雪莉爾改變了策略。
"You've almost got two stepdaughters about (your victim's age).
“你的兩個繼女都跟被你傷害的那個女孩兒年齡相仿,
What do you think the impact would be on them, meeting someone like you when you were 20?"
如果她們在20歲的時候碰到了跟你差不多的人,你覺得會給她們造成怎樣的影響?”
"I mean, they'd be traumatized. They'd be—"
“她們應該會留下創傷,會……”
he's quiet for a minute.
羅布一時語塞。
"I can't think of the right word. I'm stuck."
“我想不到合適的詞了,我思維卡殼了。”
He looks down into his lap.
他低頭看著自己的膝蓋。
"You're getting ready to become a parent," Cheryl says.
“你馬上就要為人父了,”謝麗爾說道。
"So I'm really challenging you.
“所以我試問你。
What kind of person were you then, the person you wouldn't want your stepdaughters to meet now?"

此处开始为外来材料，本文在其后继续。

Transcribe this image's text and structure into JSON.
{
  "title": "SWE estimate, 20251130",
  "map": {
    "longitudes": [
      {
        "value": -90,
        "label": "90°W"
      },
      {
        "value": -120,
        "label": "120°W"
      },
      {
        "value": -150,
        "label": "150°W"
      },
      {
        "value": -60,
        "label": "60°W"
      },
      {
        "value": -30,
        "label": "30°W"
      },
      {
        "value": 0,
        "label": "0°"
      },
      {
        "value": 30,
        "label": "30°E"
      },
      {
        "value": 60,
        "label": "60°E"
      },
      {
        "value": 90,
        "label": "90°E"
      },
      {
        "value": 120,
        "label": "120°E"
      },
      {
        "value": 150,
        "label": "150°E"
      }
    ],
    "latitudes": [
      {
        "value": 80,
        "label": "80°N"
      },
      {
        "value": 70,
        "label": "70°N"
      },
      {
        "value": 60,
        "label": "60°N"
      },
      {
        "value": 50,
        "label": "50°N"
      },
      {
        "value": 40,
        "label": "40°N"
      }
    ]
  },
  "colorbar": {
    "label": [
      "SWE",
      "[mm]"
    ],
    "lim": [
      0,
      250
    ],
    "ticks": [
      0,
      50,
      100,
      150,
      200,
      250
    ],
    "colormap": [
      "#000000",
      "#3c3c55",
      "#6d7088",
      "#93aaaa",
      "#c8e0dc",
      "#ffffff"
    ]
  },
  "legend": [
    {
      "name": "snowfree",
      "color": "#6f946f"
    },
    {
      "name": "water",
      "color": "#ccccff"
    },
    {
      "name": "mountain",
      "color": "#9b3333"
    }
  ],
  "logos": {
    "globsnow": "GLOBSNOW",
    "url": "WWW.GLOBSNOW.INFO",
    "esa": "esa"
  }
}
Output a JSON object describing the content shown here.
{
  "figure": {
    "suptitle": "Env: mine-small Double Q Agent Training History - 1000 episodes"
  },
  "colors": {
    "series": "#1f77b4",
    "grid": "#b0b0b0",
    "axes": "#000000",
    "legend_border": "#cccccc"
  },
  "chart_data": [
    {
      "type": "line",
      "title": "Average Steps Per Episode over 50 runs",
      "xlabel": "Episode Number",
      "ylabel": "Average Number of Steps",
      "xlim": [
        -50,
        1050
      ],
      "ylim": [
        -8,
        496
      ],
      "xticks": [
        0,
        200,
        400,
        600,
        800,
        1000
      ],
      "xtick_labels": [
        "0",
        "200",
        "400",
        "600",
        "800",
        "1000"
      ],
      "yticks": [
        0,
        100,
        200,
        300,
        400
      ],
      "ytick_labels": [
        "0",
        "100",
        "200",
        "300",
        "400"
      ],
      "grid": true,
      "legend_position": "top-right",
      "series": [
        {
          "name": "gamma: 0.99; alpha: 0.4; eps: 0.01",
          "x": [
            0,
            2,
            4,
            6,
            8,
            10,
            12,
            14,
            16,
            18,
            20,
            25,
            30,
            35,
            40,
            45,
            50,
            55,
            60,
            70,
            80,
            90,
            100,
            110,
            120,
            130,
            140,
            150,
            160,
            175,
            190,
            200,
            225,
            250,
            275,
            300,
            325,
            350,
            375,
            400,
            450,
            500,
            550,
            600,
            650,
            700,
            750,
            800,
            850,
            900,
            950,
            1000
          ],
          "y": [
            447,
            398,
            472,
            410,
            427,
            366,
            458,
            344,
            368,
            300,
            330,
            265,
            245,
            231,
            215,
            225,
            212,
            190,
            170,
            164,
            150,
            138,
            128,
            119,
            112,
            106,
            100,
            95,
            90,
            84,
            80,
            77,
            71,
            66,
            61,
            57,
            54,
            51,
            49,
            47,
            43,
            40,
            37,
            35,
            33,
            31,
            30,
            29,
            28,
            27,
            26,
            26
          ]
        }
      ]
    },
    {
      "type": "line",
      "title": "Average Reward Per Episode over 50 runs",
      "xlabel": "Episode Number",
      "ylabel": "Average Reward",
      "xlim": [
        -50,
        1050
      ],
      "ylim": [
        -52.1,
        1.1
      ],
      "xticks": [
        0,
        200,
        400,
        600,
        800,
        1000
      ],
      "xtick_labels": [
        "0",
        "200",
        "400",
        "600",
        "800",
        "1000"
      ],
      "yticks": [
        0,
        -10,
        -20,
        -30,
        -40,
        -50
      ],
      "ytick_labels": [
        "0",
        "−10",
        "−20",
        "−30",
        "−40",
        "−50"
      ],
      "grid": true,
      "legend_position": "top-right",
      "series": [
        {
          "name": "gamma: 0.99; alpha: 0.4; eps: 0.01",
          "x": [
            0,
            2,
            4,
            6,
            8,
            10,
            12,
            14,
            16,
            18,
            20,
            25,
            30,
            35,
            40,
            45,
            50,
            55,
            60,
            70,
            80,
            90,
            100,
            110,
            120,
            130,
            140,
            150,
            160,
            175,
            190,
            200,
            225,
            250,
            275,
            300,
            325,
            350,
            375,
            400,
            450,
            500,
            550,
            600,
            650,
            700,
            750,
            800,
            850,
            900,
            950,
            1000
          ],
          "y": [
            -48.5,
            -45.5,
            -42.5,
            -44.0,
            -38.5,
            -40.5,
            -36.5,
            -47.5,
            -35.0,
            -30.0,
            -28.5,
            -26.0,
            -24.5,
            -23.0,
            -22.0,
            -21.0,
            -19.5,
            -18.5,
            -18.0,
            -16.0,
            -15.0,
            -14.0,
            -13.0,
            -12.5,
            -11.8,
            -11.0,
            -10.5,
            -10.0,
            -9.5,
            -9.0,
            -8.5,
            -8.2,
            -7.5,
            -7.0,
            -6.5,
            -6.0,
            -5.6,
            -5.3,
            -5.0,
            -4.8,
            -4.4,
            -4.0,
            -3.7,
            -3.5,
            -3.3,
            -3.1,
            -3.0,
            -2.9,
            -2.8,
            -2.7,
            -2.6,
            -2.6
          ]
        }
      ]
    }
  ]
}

那個時候的你,那個你不愿意讓自己的繼女認識的你是怎樣的人呢?
"I didn't care about anything. I was drinking, using drugs. I just wanted to get my rocks off.
“那個時候我什么都不放在心上。喝酒,吸毒,只想著找樂子。
It didn't matter with who or at what age.
和誰一起,TA什么年紀都沒關系。
We try to talk to them, the kids, about that because, well, they're like my kids."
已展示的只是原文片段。